Test loss: 4.5937638729810715
Test accuracy: 98.8099992275238


**Conclusion:** 

This network performed far better than the original one with `relu` activations. This network achieved much lower loss `(~0.25 vs ~0.26)` on the test set. The test accuracy is also much better `(~99 vs ~991xx)`

## CIFAR-10

In [16]:
# Model / data parameters
num_classes = 10
input_shape = (32, 32, 1)


# The data, split between train and test sets:
(x_train, y_train), (x_test, y_test) = keras.datasets.cifar10.load_data()

# Scale images to the [0, 1] range
x_train = x_train.astype("float32") / 255
x_test = x_test.astype("float32") / 255

print("x_train shape:", x_train.shape)
print(x_train.shape[0], "train samples")
print(x_test.shape[0], "test samples")

# convert class vectors to binary class matrices
y_train = keras.utils.to_categorical(y_train, num_classes)
y_test = keras.utils.to_categorical(y_test, num_classes)
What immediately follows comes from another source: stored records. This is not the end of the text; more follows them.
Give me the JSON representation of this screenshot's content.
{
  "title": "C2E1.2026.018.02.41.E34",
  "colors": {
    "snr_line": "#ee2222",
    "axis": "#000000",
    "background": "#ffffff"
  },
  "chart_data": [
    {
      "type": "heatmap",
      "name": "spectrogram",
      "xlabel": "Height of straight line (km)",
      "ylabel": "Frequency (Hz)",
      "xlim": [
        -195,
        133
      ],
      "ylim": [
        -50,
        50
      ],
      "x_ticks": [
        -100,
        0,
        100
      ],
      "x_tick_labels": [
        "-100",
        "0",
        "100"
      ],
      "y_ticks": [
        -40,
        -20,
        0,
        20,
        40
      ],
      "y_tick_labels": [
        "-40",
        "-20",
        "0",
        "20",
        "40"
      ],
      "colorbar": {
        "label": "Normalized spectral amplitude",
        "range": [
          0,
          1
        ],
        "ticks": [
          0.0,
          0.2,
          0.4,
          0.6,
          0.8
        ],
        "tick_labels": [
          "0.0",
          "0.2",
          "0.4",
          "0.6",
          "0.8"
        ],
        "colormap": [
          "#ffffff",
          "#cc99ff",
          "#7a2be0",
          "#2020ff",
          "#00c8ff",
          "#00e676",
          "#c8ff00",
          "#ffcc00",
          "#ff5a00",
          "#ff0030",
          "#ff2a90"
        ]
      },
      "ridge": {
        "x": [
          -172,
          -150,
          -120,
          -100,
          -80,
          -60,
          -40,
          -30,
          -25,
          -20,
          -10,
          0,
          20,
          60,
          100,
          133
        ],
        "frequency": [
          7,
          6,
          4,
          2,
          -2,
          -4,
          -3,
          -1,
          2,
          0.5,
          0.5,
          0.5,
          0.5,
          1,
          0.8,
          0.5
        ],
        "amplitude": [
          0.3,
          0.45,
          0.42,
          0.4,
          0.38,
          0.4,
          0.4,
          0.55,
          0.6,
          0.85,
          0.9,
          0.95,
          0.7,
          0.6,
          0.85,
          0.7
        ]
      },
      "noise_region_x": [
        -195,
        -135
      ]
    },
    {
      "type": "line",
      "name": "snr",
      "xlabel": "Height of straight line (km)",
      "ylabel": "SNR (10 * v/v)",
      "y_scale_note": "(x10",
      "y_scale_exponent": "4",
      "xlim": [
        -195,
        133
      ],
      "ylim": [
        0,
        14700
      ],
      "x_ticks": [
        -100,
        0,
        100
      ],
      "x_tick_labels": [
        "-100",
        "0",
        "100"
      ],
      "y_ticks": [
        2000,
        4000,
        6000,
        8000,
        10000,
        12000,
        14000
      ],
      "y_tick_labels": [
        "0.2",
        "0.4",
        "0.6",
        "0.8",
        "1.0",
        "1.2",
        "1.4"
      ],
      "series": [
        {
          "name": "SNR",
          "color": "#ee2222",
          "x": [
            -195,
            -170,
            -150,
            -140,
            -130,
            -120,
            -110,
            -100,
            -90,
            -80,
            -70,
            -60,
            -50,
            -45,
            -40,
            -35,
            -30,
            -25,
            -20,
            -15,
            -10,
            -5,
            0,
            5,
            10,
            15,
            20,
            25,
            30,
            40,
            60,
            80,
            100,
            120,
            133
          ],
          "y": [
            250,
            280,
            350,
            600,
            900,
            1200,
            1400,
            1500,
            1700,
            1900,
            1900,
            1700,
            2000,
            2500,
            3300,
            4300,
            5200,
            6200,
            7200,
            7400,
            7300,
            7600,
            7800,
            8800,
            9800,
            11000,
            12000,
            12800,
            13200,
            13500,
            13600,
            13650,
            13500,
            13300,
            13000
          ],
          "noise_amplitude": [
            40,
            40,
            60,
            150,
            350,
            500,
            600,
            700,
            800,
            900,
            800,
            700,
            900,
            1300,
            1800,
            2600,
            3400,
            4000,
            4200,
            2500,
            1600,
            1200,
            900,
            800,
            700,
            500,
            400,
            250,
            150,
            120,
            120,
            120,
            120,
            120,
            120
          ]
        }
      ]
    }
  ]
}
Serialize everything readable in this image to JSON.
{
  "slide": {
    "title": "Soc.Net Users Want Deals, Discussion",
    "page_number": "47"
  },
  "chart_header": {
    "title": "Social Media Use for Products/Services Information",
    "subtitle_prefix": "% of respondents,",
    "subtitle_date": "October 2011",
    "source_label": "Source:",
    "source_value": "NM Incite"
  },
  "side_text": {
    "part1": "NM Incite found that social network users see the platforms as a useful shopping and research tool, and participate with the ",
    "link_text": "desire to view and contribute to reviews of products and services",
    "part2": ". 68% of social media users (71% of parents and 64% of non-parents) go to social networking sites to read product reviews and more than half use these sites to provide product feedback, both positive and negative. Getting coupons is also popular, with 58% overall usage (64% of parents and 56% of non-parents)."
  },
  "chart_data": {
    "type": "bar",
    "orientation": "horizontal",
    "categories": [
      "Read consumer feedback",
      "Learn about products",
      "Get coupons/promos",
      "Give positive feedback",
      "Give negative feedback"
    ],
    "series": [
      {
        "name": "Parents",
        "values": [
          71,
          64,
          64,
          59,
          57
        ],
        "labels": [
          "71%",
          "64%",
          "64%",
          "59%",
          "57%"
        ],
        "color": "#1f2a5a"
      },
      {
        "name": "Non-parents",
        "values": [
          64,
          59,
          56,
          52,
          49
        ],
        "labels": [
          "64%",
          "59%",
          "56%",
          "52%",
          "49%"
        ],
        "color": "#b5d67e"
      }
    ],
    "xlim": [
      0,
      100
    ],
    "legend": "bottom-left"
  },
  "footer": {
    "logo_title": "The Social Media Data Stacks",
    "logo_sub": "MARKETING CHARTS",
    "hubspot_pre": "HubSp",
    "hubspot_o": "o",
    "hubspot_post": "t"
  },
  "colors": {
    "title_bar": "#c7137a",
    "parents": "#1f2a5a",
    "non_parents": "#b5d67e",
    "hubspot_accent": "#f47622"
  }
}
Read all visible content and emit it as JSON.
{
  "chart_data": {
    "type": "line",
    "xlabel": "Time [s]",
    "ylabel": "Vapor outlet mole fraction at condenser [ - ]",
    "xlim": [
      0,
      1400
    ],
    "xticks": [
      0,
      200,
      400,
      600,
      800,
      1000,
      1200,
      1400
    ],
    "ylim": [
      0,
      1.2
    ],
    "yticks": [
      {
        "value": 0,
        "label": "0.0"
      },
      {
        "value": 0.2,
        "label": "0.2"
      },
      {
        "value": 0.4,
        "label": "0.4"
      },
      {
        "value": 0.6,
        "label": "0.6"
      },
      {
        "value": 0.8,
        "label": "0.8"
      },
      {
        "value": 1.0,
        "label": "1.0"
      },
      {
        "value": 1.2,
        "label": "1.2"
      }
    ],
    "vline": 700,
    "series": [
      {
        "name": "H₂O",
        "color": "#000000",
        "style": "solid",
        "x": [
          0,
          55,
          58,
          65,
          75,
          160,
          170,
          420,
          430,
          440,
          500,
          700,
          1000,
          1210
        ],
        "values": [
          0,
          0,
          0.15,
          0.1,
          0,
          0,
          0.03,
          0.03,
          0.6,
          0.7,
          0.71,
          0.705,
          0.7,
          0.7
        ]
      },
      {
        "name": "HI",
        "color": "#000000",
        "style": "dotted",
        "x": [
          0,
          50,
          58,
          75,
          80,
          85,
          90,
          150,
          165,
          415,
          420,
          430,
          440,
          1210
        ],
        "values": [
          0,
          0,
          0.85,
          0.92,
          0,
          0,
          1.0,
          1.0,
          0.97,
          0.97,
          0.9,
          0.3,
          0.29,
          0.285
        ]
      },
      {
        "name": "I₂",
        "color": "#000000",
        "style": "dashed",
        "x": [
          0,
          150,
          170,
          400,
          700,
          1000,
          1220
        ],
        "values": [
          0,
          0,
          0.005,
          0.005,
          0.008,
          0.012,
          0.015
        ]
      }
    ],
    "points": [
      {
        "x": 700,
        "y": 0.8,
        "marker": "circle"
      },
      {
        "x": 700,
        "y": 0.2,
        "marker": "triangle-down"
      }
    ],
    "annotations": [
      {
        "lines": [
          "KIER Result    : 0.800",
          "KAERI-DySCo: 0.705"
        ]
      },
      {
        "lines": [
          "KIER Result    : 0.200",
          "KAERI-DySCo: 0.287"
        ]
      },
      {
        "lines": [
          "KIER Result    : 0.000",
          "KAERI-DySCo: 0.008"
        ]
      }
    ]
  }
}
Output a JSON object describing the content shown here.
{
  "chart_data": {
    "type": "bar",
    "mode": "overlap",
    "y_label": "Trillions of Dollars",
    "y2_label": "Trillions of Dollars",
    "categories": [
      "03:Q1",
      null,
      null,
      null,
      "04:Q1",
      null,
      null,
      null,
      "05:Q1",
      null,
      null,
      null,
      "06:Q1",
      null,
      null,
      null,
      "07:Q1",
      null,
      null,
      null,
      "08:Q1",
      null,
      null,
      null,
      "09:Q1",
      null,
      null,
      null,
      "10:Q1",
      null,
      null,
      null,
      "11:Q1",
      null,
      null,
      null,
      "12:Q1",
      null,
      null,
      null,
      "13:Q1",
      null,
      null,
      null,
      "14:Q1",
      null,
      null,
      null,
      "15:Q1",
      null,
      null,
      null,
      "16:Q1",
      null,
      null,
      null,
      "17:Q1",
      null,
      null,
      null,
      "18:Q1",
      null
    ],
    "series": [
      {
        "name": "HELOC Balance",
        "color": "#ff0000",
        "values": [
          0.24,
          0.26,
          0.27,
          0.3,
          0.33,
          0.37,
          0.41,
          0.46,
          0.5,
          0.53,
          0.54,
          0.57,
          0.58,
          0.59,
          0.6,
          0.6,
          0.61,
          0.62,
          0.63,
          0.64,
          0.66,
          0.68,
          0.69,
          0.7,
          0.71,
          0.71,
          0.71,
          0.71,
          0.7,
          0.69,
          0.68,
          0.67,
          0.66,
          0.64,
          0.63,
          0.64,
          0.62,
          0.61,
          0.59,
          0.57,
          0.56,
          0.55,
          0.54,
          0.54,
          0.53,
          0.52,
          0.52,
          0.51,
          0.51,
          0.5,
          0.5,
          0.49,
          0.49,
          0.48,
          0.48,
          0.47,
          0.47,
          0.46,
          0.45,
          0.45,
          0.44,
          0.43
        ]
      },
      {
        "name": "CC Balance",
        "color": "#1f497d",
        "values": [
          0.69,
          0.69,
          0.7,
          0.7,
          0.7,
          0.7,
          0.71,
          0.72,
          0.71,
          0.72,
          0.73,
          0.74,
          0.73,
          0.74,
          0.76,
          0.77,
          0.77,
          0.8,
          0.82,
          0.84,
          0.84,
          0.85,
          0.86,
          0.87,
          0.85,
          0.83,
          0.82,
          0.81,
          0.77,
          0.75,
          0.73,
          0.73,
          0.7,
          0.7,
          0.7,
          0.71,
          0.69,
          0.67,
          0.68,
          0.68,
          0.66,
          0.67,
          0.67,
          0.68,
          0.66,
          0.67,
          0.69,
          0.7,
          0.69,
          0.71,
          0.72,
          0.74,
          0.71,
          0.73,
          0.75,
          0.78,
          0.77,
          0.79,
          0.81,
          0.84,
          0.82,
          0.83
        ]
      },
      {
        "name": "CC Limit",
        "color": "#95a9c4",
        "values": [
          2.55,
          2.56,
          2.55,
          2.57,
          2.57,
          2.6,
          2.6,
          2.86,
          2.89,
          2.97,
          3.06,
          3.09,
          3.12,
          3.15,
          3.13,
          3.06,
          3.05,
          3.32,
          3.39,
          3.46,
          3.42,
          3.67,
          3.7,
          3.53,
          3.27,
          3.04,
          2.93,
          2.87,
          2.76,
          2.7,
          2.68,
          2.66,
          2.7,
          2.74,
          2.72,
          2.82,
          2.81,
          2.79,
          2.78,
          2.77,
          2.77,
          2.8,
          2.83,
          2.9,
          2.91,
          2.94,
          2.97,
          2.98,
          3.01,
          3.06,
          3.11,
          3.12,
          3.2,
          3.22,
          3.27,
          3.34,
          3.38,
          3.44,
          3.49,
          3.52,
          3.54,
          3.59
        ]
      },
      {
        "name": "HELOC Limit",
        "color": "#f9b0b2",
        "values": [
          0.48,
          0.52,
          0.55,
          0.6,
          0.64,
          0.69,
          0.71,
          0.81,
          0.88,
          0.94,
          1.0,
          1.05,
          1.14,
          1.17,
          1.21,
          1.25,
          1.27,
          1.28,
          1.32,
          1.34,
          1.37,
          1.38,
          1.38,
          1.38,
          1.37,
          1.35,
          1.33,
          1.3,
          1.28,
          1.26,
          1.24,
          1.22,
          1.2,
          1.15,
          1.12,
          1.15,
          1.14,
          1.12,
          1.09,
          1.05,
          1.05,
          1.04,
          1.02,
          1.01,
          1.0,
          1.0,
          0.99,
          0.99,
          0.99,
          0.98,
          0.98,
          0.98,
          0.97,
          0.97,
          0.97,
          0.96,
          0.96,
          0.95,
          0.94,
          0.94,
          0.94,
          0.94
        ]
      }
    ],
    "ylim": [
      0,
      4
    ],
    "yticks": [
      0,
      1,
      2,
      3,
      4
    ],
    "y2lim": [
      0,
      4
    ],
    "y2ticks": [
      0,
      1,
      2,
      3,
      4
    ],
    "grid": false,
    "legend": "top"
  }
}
Downloading data from https://www.cs.toronto.edu/~kriz/cifar-10-python.tar.gz
x_train shape: (50000, 32, 32, 3)
50000 train samples
10000 test samples


This example has been taken from the old keras [website](https://keras.io/examples/cifar10_cnn/) and the following modifications were done:

1. Change activation function from `relu` to `sin`
2. Change initializer from `glorot_uniform` to `he_uniform`

In [None]:
model = keras.models.Sequential()
model.add(layers.Conv2D(32,
                 (3, 3),
                 padding='same',
                 kernel_initializer="he_uniform",
                 activation=tf.math.sin,
                 input_shape=x_train.shape[1:]))
model.add(layers.Conv2D(32,
                 (3, 3),
                 kernel_initializer="he_uniform",
                 activation=tf.math.sin))
model.add(layers.MaxPooling2D(pool_size=(2, 2)))
model.add(layers.Dropout(0.25))

model.add(layers.Conv2D(64,
                 (3, 3),
                 padding='same',
                 kernel_initializer="he_uniform",
                 activation=tf.math.sin))
model.add(layers.Conv2D(64,
                 (3, 3),
                 kernel_initializer="he_uniform",
                 activation=tf.math.sin))
model.add(layers.MaxPooling2D(pool_size=(2, 2)))
model.add(layers.Dropout(0.25))

model.add(layers.Flatten())
model.add(layers.Dense(512, kernel_initializer="he_uniform", activation=tf.math.sin))
model.add(layers.Dropout(0.5))
model.add(layers.Dense(num_classes, activation="softmax"))

model.summary()

In [None]:
epochs=25
model.compile(loss="categorical_crossentropy", optimizer="adam", metrics=["accuracy"])
model.fit(x_train, y_train, batch_size=batch_size, epochs=epochs, validation_split=0.1)

**Conclusion:** 

Even without any `augmentation`, this network achieved the same validation accuracy `(~74%-75%)` whereas heavy augmentation is used in the original implementation. Although you can argue that with augmentation the network would take much more time to generalize as in the case of the original implementation, I would say that same holds for `overfitting`. The network isn't that bad in this case.